Mercury Content in Fish
In China, it is believed that eating fish will help make your wishes come true. In Celtic mythology, eating fish bestows a person with infinite knowledge. Indeed, in cultures and religions the world over, fish have been an enduring symbol of prosperity and divinity.
The Benefits of Fish
Of course, the merits of fish aren’t just metaphysical. Fish are a rich source of omega-3 fatty acids — good, unsaturated fats, which promote physical and mental wellbeing. Since 1996, the American Heart Association has advised eating fish regularly to improve cardiovascular health. The low-calorie, high-protein food improves heart health by lowering triglycerides and stemming arteriosclerosis. In the past decade, research has linked fish consumption to decreased risk of strokes, diabetes, diseases of the eye and some cancers as well.
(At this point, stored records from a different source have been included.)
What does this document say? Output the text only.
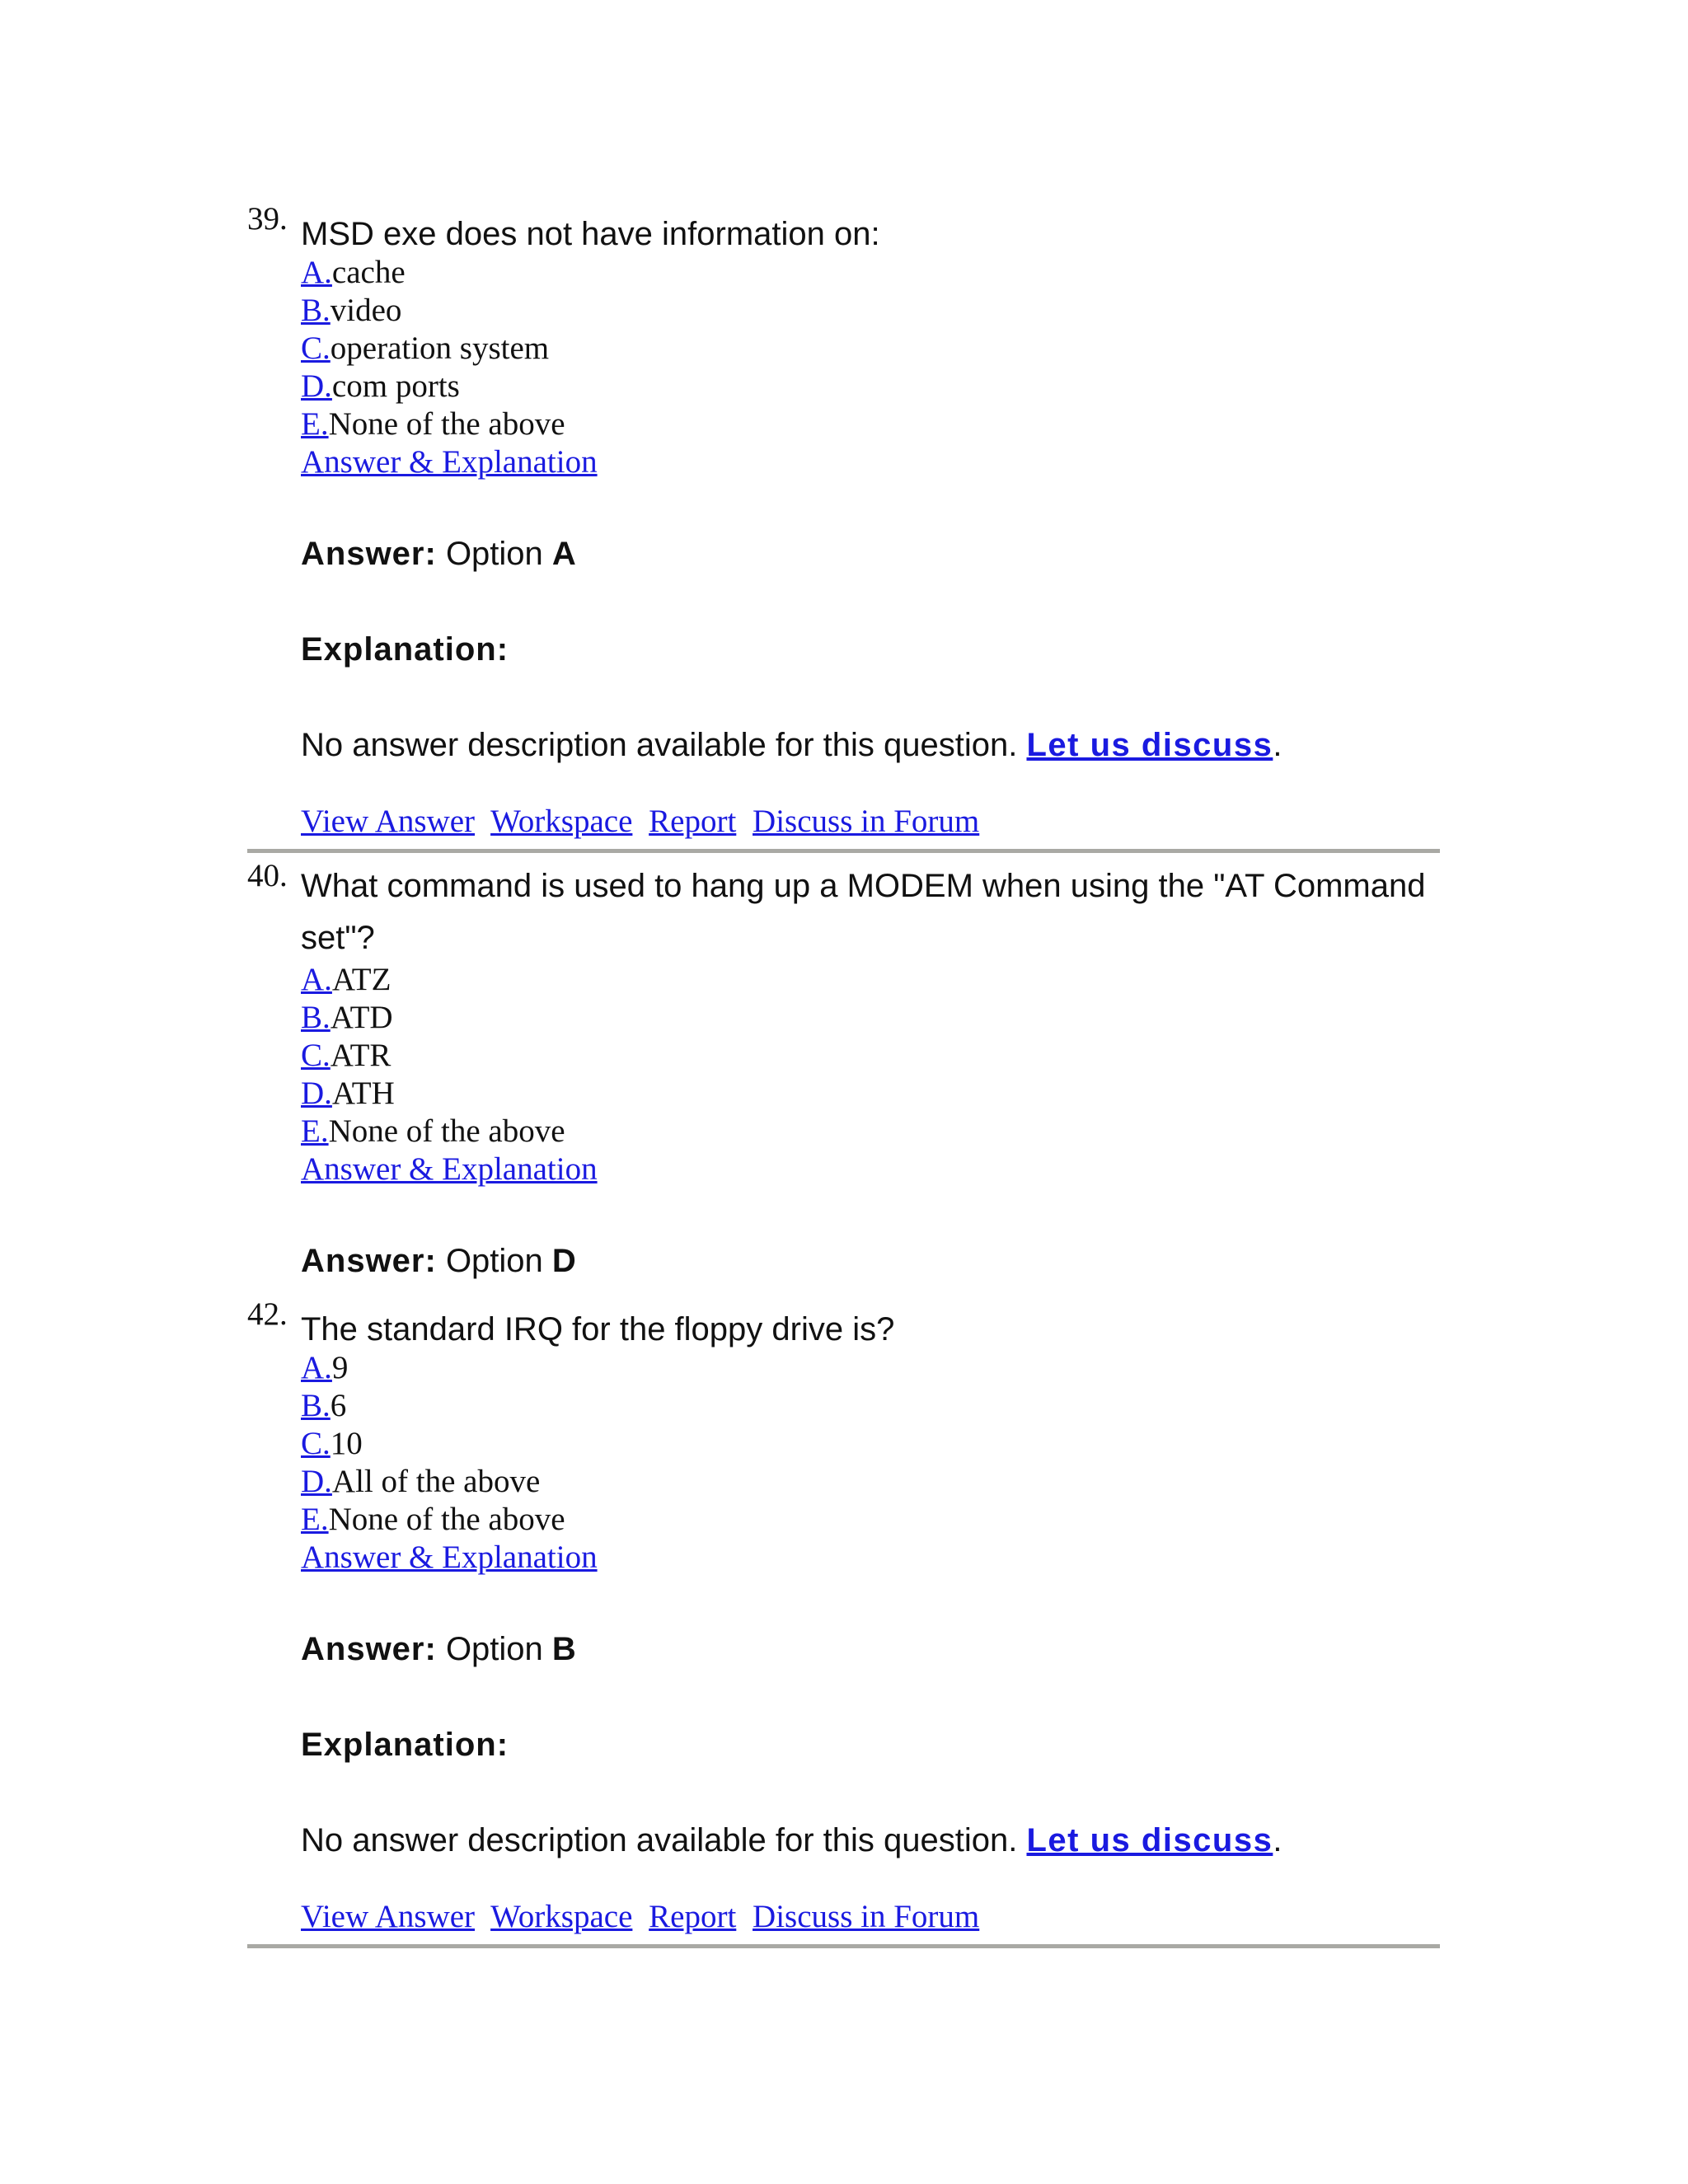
39. MSD exe does not have information on:

A.cache
B.video
C.operation system
D.com ports
E.None of the above
Answer & Explanation
Answer: Option A
Explanation:
No answer description available for this question. Let us discuss.
View Answer Workspace Report Discuss in Forum
40. What command is used to hang up a MODEM when using the "AT Command

set"?

A.ATZ
B.ATD
C.ATR
D.ATH
E.None of the above
Answer & Explanation
Answer: Option D
42. The standard IRQ for the floppy drive is?

A.9
B.6
C.10
D.All of the above
E.None of the above
Answer & Explanation
Answer: Option B
Explanation:
No answer description available for this question. Let us discuss.
View Answer Workspace Report Discuss in Forum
Eating fish can also reduce rates of Alzheimer’s disease and boost intelligence — a 2005 Harvard study showed that women who ate fish every week had children with higher intelligence scores than children of women who did not do so.
The Dangers of Mercury
While the advantages of regular fish consumption are clear, new evidence about the dangers of mercury has made the waters murkier. Mercury is a heavy metal found in both fresh and salt water that in high doses acts as a neurotoxin. While all fish contain traces of mercury, the mercury content in certain large, predatory fish — including tilefish, shark, swordfish and king mackerel — is high enough to warrant concern. The average person who eats more than one serving of these fish in a week will be exceeding the World Health Organization’s upper limit for weekly mercury consumption. Tuna, a popular choice for many fish eaters, has also come under scrutiny by the FDA. Vulnerable individuals, including pregnant women and children, are advised to limit intake of canned albacore tuna as well as tuna steaks to six ounces or one can per week. Fresh tuna, which is commonly used in sushi, was originally excluded from the FDA’s advisory. But a recent study by The New York Times revealed tuna sushi to contain levels of mercury equal or greater to those in cooked tuna — levels high enough to permit the FDA to take legal action to remove the fish from the market.
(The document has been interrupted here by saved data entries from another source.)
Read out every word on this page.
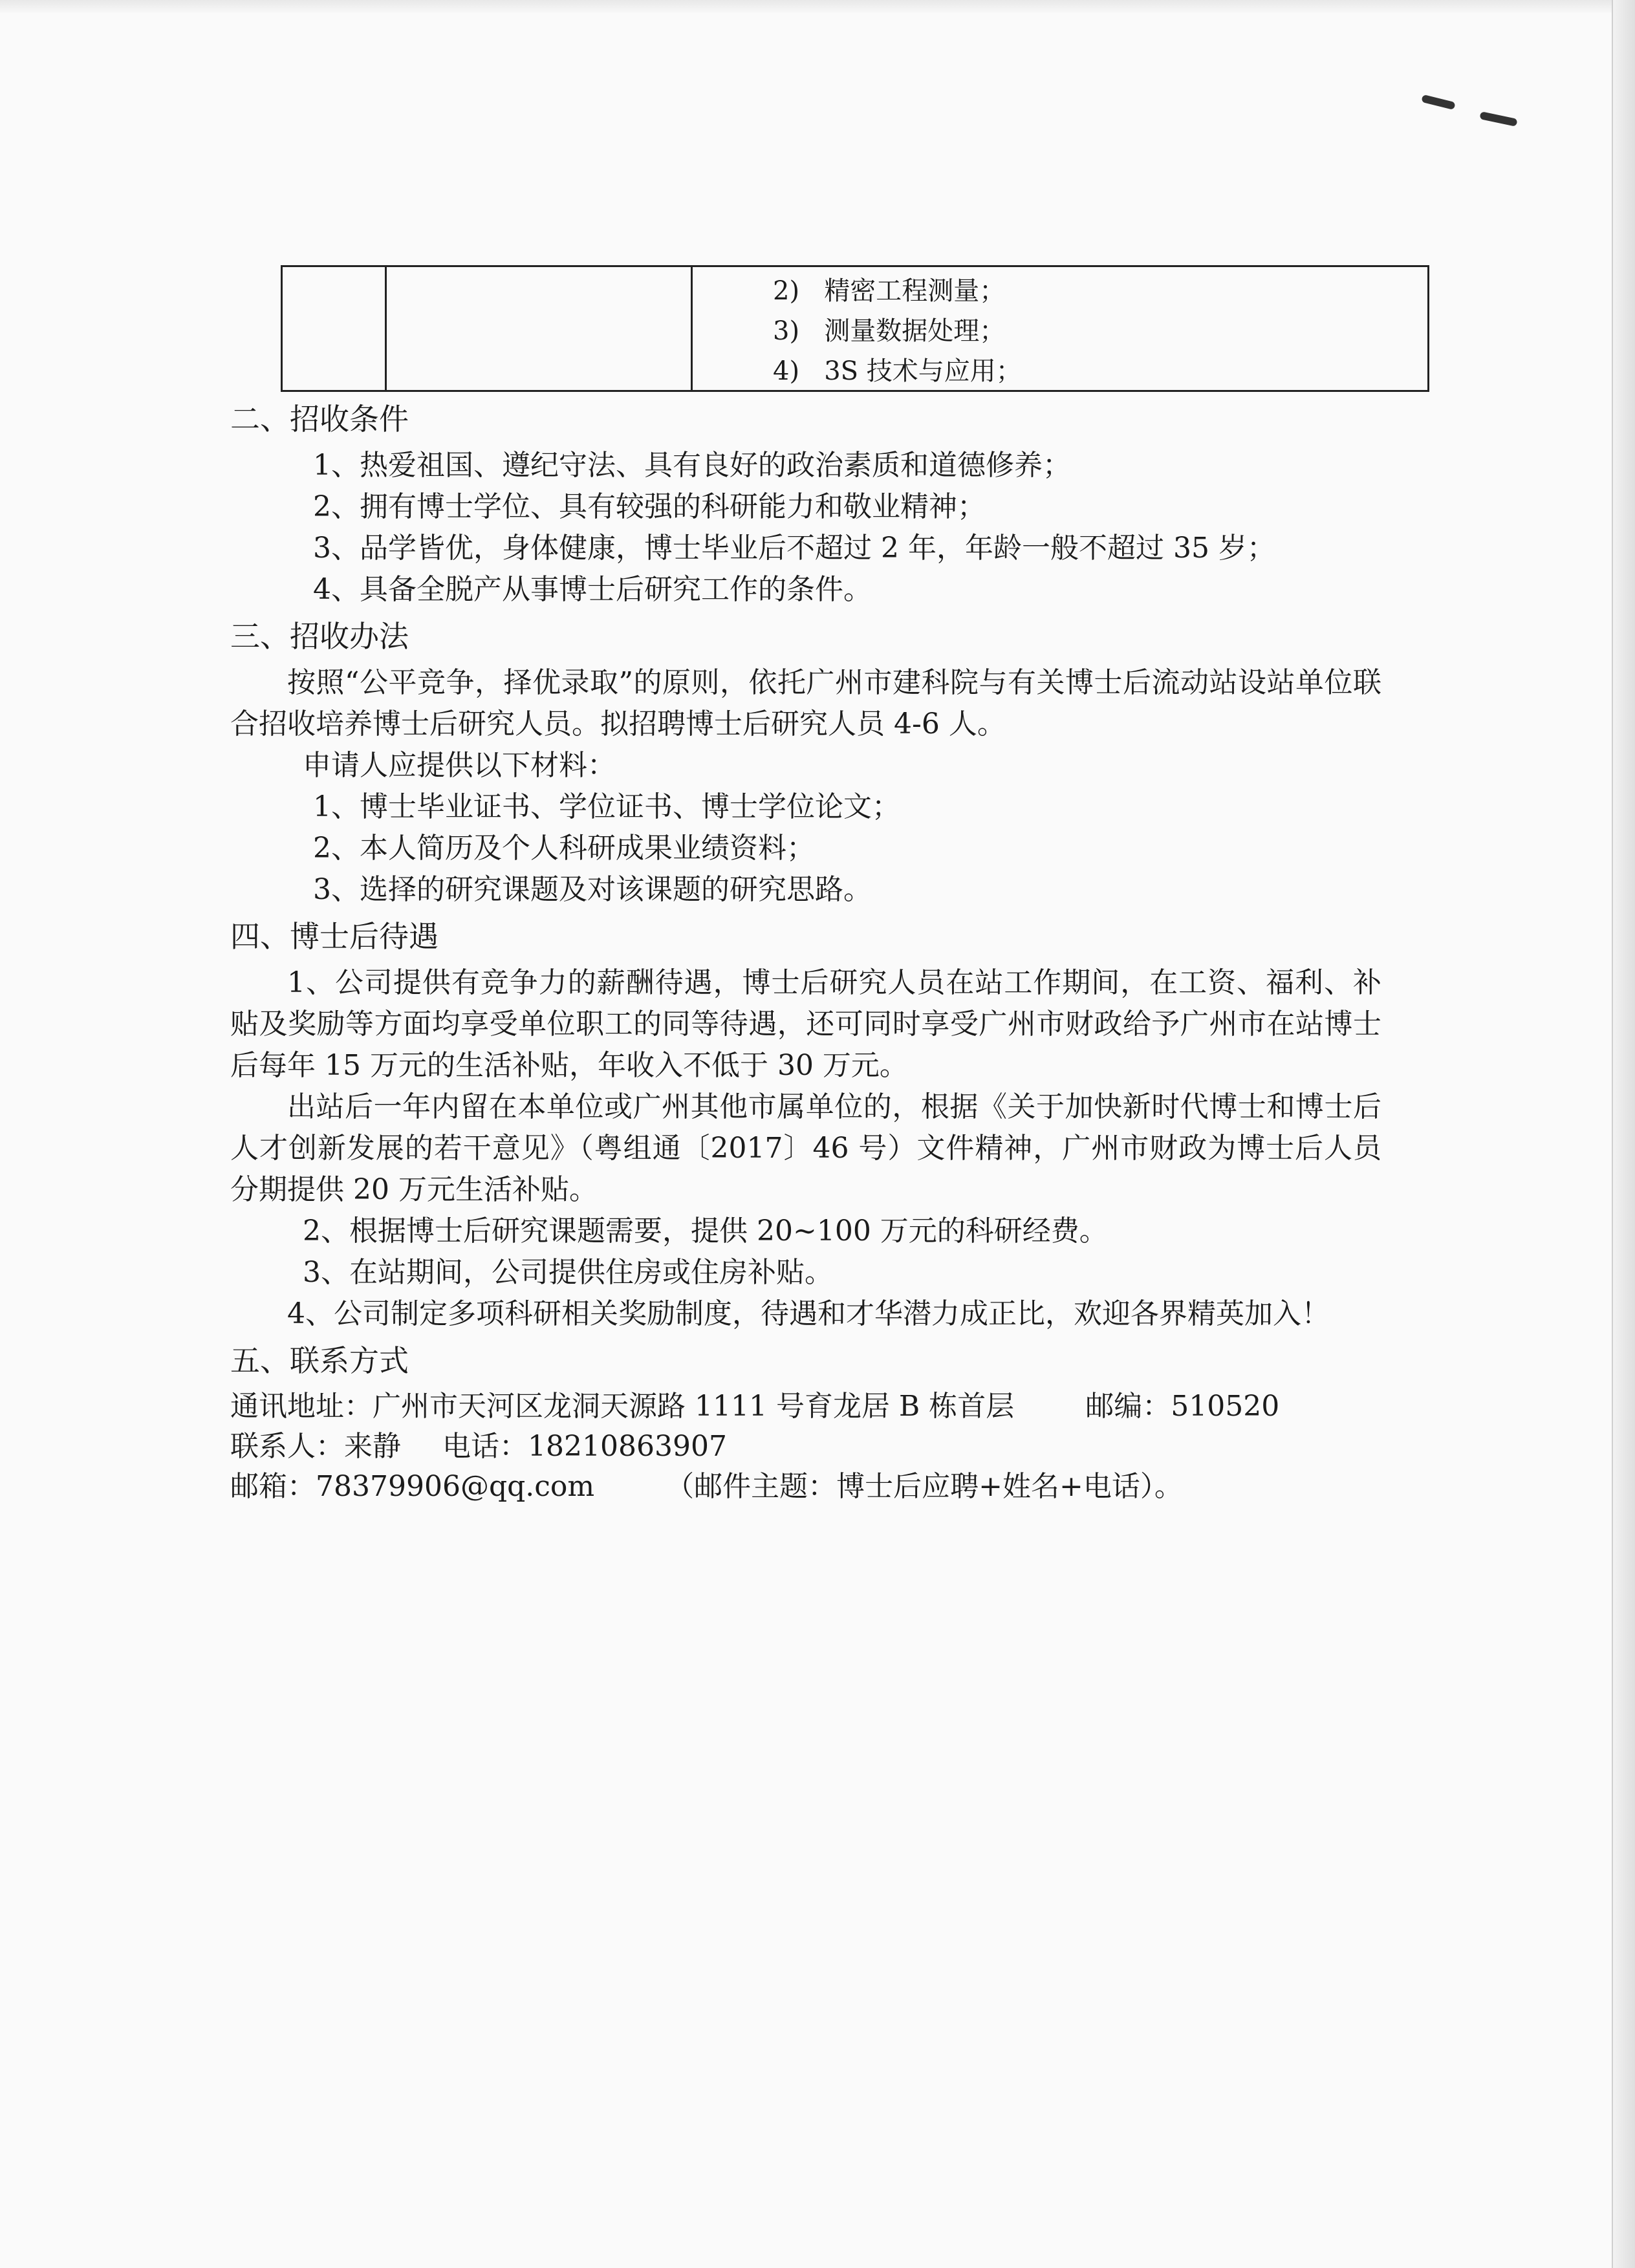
2) 精密工程测量；
3) 测量数据处理；
4) 3S 技术与应用；
二、招收条件
1、热爱祖国、遵纪守法、具有良好的政治素质和道德修养；
2、拥有博士学位、具有较强的科研能力和敬业精神；
3、品学皆优，身体健康，博士毕业后不超过 2 年，年龄一般不超过 35 岁；
4、具备全脱产从事博士后研究工作的条件。
三、招收办法
按照“公平竞争，择优录取”的原则，依托广州市建科院与有关博士后流动站设站单位联合招收培养博士后研究人员。拟招聘博士后研究人员 4-6 人。
申请人应提供以下材料：
1、博士毕业证书、学位证书、博士学位论文；
2、本人简历及个人科研成果业绩资料；
3、选择的研究课题及对该课题的研究思路。
四、博士后待遇
1、公司提供有竞争力的薪酬待遇，博士后研究人员在站工作期间，在工资、福利、补贴及奖励等方面均享受单位职工的同等待遇，还可同时享受广州市财政给予广州市在站博士后每年 15 万元的生活补贴，年收入不低于 30 万元。
出站后一年内留在本单位或广州其他市属单位的，根据《关于加快新时代博士和博士后人才创新发展的若干意见》（粤组通〔2017〕46 号）文件精神，广州市财政为博士后人员分期提供 20 万元生活补贴。
2、根据博士后研究课题需要，提供 20~100 万元的科研经费。
3、在站期间，公司提供住房或住房补贴。
4、公司制定多项科研相关奖励制度，待遇和才华潜力成正比，欢迎各界精英加入！
五、联系方式
通讯地址：广州市天河区龙洞天源路 1111 号育龙居 B 栋首层	邮编：510520
联系人：来静 电话：18210863907
邮箱：78379906@qq.com	（邮件主题：博士后应聘+姓名+电话）。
Symptoms of Mercury Poisoning
Symptoms of mercury poisoning include motor impairments, muscle weakness, numbness in the extremities and memory loss. Though in many cases symptoms fade after mercury blood levels fall, exposure to excessive levels can permanently damage or fatally injure the brain and kidneys. Unsafe levels of mercury can also interrupt neurological development in fetuses, infants and children. Yet even when eating high-mercury fish doesn’t result in mercury poisoning per se, the health costs are still considerable. Studies suggest that mercury consumption may actually cancel out the cardiovascular benefits of omega-3s. One study done in Finland showed that men who consumed high-mercury fish had double the rates of heart attacks and strokes than men who did not eat such fish.
Consume in Moderation
So, how can one glean the benefits of fish but stave off the detriments of mercury? Partake in moderation and know your fish. The American Heart Association now advises eating two servings of low-mercury fish per week. Wild-caught salmon is very low in mercury — and low in PCBs that can contaminate farmed salmon — as is freshwater trout. Tilapia, herring, sardines, catfish and flounder (sole) are also good, low-mercury choices. Chunk light tuna is a better selection than albacore, with a third of the mercury on average. A general guideline is to choose fish with mercury levels well below the FDA recommendation of one part per million. Though eating fish may not give you infinite knowledge or make all your wishes come true, consuming it sensibly will set you on the path to a healthier, longer life.